A direita ainda acha que é mera questão de inveja, mas não: quem pede guilhotina para rico não tem a menor inveja dessas coisas – muito pelo contrário, tem repulsa mesmo. Claro, há indignação seletiva, lavagem cerebral proto-marxista, incômodo devido à pobreza e à desigualdade brasileiras, assim como também há uma crítica à educação dos filhos, mas o caso é mais profundo que isso: é sobre ética e estética.

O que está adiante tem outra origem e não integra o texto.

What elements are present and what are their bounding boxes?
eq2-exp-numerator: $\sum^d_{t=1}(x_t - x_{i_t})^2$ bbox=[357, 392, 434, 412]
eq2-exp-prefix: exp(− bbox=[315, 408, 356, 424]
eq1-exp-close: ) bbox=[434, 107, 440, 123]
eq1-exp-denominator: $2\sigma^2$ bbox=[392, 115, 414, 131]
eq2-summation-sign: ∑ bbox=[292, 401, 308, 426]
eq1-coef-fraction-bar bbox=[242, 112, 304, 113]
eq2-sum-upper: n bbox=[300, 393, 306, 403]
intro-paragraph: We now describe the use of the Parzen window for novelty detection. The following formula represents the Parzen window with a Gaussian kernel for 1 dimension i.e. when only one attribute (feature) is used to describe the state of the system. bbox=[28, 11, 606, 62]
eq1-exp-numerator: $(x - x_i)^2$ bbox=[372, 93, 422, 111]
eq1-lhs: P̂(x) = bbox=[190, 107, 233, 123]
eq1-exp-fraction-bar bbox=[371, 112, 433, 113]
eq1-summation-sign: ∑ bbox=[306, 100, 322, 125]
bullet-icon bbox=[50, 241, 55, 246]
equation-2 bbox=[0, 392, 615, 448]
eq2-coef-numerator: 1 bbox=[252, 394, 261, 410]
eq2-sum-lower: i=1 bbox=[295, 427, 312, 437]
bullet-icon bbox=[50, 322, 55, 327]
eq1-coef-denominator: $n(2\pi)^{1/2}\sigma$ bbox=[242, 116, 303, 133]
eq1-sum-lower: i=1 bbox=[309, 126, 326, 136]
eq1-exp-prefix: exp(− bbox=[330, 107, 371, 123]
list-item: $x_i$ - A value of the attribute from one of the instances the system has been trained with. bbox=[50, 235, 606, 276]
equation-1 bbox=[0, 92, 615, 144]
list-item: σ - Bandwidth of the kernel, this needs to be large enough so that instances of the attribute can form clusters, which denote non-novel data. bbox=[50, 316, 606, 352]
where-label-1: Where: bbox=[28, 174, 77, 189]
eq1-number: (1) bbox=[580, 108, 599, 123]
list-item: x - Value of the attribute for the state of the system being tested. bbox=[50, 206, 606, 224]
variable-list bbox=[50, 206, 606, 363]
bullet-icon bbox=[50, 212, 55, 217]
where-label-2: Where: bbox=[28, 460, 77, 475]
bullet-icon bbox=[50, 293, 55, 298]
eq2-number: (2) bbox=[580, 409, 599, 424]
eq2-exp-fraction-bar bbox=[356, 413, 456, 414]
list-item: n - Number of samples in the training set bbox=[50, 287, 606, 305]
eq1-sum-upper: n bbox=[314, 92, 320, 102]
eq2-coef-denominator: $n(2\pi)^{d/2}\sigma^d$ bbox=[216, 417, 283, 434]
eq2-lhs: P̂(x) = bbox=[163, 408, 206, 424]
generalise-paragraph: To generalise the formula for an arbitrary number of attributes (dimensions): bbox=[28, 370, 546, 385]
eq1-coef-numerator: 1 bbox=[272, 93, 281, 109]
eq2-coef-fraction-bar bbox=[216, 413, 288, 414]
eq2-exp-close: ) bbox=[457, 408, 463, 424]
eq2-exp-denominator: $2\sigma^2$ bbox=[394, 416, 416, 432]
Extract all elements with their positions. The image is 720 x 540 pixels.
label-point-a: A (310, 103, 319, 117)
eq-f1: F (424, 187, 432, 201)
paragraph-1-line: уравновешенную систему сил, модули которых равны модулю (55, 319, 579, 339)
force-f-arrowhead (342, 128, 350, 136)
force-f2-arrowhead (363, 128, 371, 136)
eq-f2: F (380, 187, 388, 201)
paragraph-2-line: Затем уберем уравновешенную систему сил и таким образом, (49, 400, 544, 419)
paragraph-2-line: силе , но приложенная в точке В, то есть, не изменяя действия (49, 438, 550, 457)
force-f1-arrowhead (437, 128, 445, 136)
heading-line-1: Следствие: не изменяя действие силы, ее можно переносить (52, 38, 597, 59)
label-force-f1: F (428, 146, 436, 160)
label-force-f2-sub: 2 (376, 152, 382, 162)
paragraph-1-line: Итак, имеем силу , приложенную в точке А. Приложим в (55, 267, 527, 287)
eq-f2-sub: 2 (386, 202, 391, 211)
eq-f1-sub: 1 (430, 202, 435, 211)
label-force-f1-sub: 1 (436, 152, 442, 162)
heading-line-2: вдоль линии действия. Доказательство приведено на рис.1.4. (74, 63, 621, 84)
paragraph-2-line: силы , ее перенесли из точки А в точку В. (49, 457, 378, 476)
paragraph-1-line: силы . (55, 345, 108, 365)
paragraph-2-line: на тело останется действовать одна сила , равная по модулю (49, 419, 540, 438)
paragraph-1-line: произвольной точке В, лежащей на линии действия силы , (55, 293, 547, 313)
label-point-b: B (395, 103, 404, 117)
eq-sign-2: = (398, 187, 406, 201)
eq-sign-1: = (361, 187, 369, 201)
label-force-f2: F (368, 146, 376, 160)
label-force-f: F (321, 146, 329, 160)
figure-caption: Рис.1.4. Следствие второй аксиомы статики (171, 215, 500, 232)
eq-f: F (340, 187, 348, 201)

Sentir ódio, raiva, inveja ou admiração por um estilo ou por outro é natural. Mas uma sociedade que se guia apenas pelos instintos naturais é bárbara
“Estética” não é uma mera questão de estilo e aparência; ela é reflexo da “ética” – curiosamente, apesar de as raízes gregas serem diferentes, reparem como em português e em alguns outros idiomas um termo está embutido no outro. Pelo estilo, geralmente, entende-se qual a ética das pessoas.
Na foto há uma família tradicional, branca; além do luxo, há três pessoas vestidas todas iguais, combinando (imitando as fotos dos norte-americanos) com roupa lisa. A criança está maquiada e com pose de modelo; o pai, com botox; e a mãe, com cabelo loiro, pintado. Há quem goste disso e o almeje para si; há quem não goste e prefira o oposto: mais diversidade, roupa mais colorida, tecidos, materiais e poses mais naturais, um estilo mais descolado e menos pretensiosos. De gustibus non disputandum est – gosto não se discute. A psicologia social já demonstrou que essas preferencias são inatas.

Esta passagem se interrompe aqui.